Os seus méritos não evitaram dissabores, críticas e achincalhas – coisas que levaram a sua deposição. Influenciados pelo ideal republicano e avessos à instituição do Poder Moderador, os homens do Partido Liberal eram os maiores antagonistas do imperador. A querela entre ele e seus críticos tinha os jornais como arena principal: prova maior foi o belíssimo texto de Machado de Assis em solidariedade ao gabinete luzia deposto em 1868. Dom Pedro II se defendia como podia e falava que ‘’a imprensa se combate com a própria imprensa’’. Mesmo como o primeiro representante da nação e as atribuições do cargo, não empreendeu nenhuma perseguição ou restrição à liberdade de expressão em seu reinado.

Alexandre de Moraes é a autoridade mais poderosa da nossa República. Ministro do Supremo Tribunal Federal desde 2017, comanda uma série de inquéritos que colocam o ex-presidente Jair Bolsonaro e seus aliados numa mira permanente. Ao contrário da verborragia das esquerdas na época da sua indicação, seus posicionamentos – juiz não os deve ter, mas estamos numa republiqueta, não esqueçam disso – são alinhados ao progressismo esquerdista reinante na Suprema Corte. A que deve a notoriedade incomum para um magistrado? A contundência nos seus votos e decisões? Nada disso. É o fato do sr. Moraes tapar a boca de uma corrente política inteira com alegações que não convencem absolutamente ninguém.

Juiz que acusa, investiga e julga ao mesmo tempo, que censura, que torna réu quem não tem prerrogativa de foro – logo, não deveria ser investigado pelo STF – e que joga no lixo o devido processo legal já deveria estar longe do Supremo há tempos. Mas, ora bolas, aqui é o Brasil: uma República das bananas. O ministro Moraes acredita estar salvando a democracia – quero muito acreditar nisso – com as suas ações, sem perceber – quero acreditar novamente – que ele é o seu principal carrasco. Apenas os elogios e a bajulação são permitidos. Quem ousa criticá-lo acaba pagando um alto preço, afinal, a imprensa se combate com o xilindró. O próprio autor destas linhas pode ser vítima de tal infortúnio, pois a liberdade de expressão só vale para os bobos da corte.

Uma pequena digressão: a suposta tentativa de golpe não exime o ministro Moraes das críticas que sempre fiz. Seus métodos continuam os mesmos, e enquanto eu tiver voz, apontarei os erros e as ilegalidades. Fiz o mesmo com a Lava Jato após conhecer os arbítrios cometidos pelos seus integrantes. Não será agora que agirei diferente.

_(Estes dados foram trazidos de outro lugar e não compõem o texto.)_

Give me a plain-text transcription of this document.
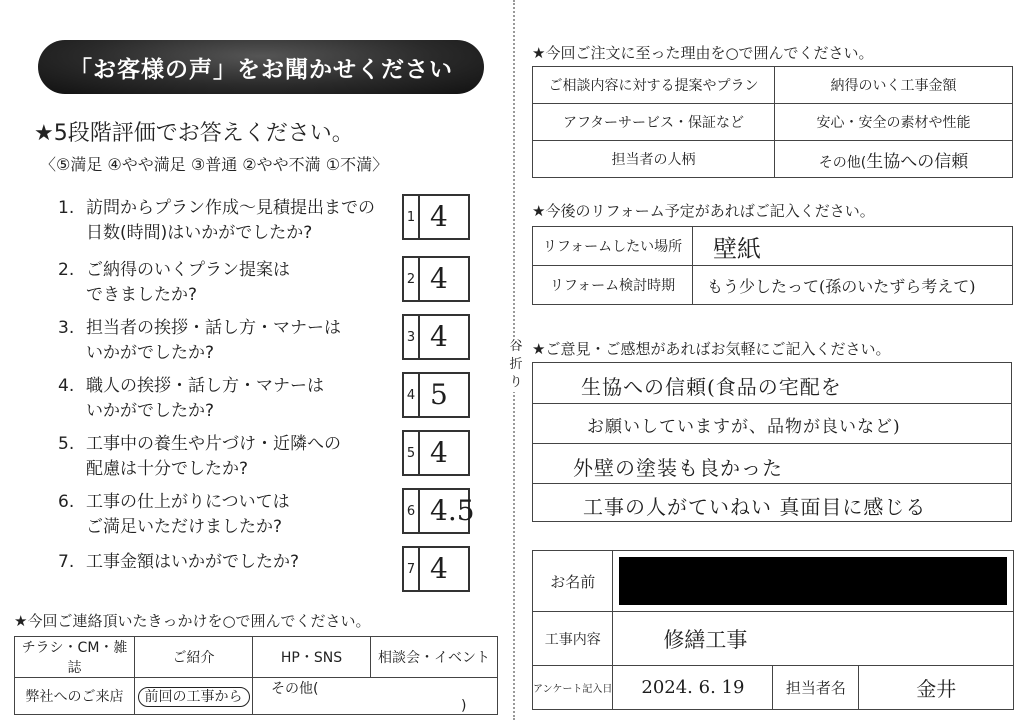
谷折り
「お客様の声」をお聞かせください
★5段階評価でお答えください。
〈⑤満足 ④やや満足 ③普通 ②やや不満 ①不満〉
1. 訪問からプラン作成〜見積提出までの
日数(時間)はいかがでしたか?
1 4
2. ご納得のいくプラン提案は
できましたか?
2 4
3. 担当者の挨拶・話し方・マナーは
いかがでしたか?
3 4
4. 職人の挨拶・話し方・マナーは
いかがでしたか?
4 5
5. 工事中の養生や片づけ・近隣への
配慮は十分でしたか?
5 4
6. 工事の仕上がりについては
ご満足いただけましたか?
6 4.5
7. 工事金額はいかがでしたか?	7 4
★今回ご連絡頂いたきっかけを○で囲んでください。
チラシ・CM・雑誌	ご紹介	HP・SNS	相談会・イベント
弊社へのご来店	前回の工事から	その他()	
★今回ご注文に至った理由を○で囲んでください。
ご相談内容に対する提案やプラン	納得のいく工事金額
アフターサービス・保証など	安心・安全の素材や性能
担当者の人柄	その他(生協への信頼
★今後のリフォーム予定があればご記入ください。
リフォームしたい場所	壁紙
リフォーム検討時期	もう少したって(孫のいたずら考えて)
★ご意見・ご感想があればお気軽にご記入ください。
生協への信頼(食品の宅配を
お願いしていますが、品物が良いなど)
外壁の塗装も良かった
工事の人がていねい 真面目に感じる
お名前			

工事内容	修繕工事		
アンケート記入日	2024. 6. 19	担当者名	金井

Vejam só em que ponto chegamos. A figura mais proeminente da vida pública brasileira é um sujeito de vocação autoritária e que joga às favas a Constituição. Nosso Imperador, ao contrário, era adepto fiel da liberdade de expressão, e mesmo alvo de ataques, nunca perpetrou perseguição política qualquer aos seus detratores. A diferença não poderia ser mais clara.

E olha que Dom Pedro II foi alvo do maior e mais infeliz golpe de nossa história. A República tem origens e causas que antecedem o 15 de novembro de 1889, mas foi consumada numa quartelada sem qualquer apoio popular. Poderia o Imperador resistir? Poderia. Mas ele temia um banho de sangue, e preferindo evitar o pior, aceitou o exílio. Deposto de forma ilegal e contra a vontade do povo, não utilizou o aparato estatal para prender ou desgraçar a vida dos seus algozes – alguns dos republicanos até se arrependeram depois, como Ruy Barbosa. O Brasil vaga nas sombras até hoje, pois a queda da Monarquia foi acompanhada pela destruição do nosso fidedigno legado e a perene condição de ‘’país do futuro’’.

As razões que permitiram tal giro de cento e oitenta graus são inúmeras e podem ser exploradas em outro texto, mas a (I) destruição da nossa legítima identidade nacional, (II) o advento do esquerdismo gramsciano e (III) a vocação autoritária herdada principalmente pelo golpe republicano explicam muito dessa tragédia.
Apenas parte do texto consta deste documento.